RFID use has risen significantly in both the commercial and security markets due to its ability to track mobile workers and vital equipment in real time. However, according to a new study presented at the annual Pervasive Computing and Communications Conference in Pisa, Italy, RFID tags may be susceptible to software viruses or malware. The paper, entitled Is Your Cat Infected With a Computer Virus?, suggests that computer viruses could spread from RFID tags through readers into poorly written middleware applications and backend systems and databases.
Until recently, experts did not foresee the possibility of a virus threat in RFID tags, since the tags hold a very small amount of memory—as little as 128 characters of information.
The paper was spearheaded by American computer scientist Professor Andrew S. Tanenbaum and was written by several graduate students and faculty members from the computer science department at Vrije University in Amsterdam. “We have not found specific flaws” in the commercial RFID software, said Tanenbaum in a recent press release, but “experience shows that software written by large companies has errors in it.”
The researchers acknowledged that in most cases, “inside information” would be required to plant malicious materials. “You’d need to get a copy of the software that the attack site was running on,” explained Tanenbaum in a phone interview. “It tends to not be terribly secret.”
Tanenbaum cited “buffer overflow,” a standard software coding error, as one that may also affect RFID programs. In this case, errors occur when programmers temporarily set aside memory to make room for more information but do not check on the size of the newly acquired data. This can cause the program to break and “trick” the computer into running a malicious program.
Independent computer security specialists agree with the claim that RFID systems may become a serious security issue.
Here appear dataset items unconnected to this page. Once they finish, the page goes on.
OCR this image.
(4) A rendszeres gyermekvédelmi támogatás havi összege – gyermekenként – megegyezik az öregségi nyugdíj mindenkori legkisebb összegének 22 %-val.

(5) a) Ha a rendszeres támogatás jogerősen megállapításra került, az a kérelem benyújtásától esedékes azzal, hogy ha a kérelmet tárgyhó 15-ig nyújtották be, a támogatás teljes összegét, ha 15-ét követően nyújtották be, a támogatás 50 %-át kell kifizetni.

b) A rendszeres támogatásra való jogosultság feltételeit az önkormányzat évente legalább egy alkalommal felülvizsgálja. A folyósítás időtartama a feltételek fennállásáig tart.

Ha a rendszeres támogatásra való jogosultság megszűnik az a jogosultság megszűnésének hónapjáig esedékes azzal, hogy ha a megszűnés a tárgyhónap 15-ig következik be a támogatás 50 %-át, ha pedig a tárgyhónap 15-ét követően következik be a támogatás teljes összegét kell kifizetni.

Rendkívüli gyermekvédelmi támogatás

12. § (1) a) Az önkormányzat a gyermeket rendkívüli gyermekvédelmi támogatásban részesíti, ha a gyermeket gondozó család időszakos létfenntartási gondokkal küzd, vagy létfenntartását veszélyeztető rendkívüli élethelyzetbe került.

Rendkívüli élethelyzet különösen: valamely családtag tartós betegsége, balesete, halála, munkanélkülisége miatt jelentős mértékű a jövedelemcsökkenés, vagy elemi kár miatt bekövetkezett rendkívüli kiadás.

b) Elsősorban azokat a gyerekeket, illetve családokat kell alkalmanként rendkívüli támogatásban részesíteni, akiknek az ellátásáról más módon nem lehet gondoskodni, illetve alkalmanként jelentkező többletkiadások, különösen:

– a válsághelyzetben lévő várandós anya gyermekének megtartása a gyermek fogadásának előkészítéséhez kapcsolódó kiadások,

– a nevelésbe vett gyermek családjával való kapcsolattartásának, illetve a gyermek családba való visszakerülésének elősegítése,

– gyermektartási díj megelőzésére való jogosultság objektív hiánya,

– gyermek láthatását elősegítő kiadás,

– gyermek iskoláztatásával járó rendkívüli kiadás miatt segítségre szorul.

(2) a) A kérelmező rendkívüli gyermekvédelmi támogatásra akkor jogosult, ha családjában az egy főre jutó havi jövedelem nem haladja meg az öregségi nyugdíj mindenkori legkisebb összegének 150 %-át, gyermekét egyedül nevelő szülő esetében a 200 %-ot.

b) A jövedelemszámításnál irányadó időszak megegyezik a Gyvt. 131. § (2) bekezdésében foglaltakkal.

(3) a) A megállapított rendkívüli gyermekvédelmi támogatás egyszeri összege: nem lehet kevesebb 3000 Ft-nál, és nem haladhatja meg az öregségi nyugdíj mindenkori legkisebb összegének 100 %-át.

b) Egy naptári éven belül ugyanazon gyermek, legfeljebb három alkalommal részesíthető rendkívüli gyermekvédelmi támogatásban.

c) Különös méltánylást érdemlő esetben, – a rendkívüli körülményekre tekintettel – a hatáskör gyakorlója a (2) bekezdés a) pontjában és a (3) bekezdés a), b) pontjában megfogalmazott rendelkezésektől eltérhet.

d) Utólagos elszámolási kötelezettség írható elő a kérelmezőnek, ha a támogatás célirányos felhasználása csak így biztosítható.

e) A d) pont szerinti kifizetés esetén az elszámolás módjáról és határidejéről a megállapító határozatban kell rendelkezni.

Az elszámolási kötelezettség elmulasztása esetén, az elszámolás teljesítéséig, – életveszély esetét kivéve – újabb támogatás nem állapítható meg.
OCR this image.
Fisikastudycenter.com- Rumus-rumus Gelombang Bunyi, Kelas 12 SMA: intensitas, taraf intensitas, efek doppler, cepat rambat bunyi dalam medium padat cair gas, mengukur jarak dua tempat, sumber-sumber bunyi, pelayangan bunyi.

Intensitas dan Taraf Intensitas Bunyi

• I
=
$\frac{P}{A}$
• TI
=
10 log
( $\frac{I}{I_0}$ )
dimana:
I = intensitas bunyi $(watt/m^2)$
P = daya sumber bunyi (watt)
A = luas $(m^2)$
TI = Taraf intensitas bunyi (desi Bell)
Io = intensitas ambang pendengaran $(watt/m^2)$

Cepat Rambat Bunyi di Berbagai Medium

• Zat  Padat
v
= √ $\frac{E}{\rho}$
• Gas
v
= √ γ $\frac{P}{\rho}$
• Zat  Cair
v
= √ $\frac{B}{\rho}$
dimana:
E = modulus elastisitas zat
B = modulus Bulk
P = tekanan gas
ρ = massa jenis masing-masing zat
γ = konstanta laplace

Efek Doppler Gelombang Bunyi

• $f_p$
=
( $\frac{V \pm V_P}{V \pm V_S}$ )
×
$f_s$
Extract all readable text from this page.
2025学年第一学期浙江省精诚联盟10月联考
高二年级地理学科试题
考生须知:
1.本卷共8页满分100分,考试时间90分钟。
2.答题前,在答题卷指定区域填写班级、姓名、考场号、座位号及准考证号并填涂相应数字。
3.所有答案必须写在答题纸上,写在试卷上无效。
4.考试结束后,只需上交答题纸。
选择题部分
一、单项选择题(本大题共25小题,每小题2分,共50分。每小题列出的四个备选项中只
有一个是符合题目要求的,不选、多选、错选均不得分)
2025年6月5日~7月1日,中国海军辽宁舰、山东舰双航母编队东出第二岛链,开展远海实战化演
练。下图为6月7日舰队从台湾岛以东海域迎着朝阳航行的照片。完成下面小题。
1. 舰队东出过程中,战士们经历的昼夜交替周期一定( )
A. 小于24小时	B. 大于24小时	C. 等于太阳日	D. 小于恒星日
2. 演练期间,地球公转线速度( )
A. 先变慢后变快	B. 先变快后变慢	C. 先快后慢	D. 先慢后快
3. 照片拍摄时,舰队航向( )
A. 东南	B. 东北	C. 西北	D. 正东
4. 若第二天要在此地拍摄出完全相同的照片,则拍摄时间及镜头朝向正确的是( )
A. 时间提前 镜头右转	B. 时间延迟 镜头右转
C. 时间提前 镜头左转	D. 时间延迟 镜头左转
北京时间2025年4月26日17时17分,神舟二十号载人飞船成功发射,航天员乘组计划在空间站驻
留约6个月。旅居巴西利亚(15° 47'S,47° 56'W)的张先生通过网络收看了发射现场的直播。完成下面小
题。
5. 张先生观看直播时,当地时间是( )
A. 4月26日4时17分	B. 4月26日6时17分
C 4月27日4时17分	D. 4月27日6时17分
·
Peter Neumann, a computer scientist at research firm SRI International, spoke about a number of RFID security problems in a recent press release, including inadequate identification of users, the risk of counterfeiting or disabling tags and weak encryption in a passport-tracking system currently being developed in the United States.
Industry reaction to the paper has been mixed. AIM Global, the trade association for automatic identification and mobility, is attempting to refute the claims made in Pisa. “Many of the basic assumptions in the paper overlook a number of fundamental design features necessary in automatic data collection systems and good database design,” said AIM Global President Dan Mullen. “Not surprisingly, poor system design, whether capturing RFID tag information, bar code information or keyboard-entered data, will create vulnerabilities.”
The researchers have posted their study on security issues and RFID at www.Rfidvirus.org.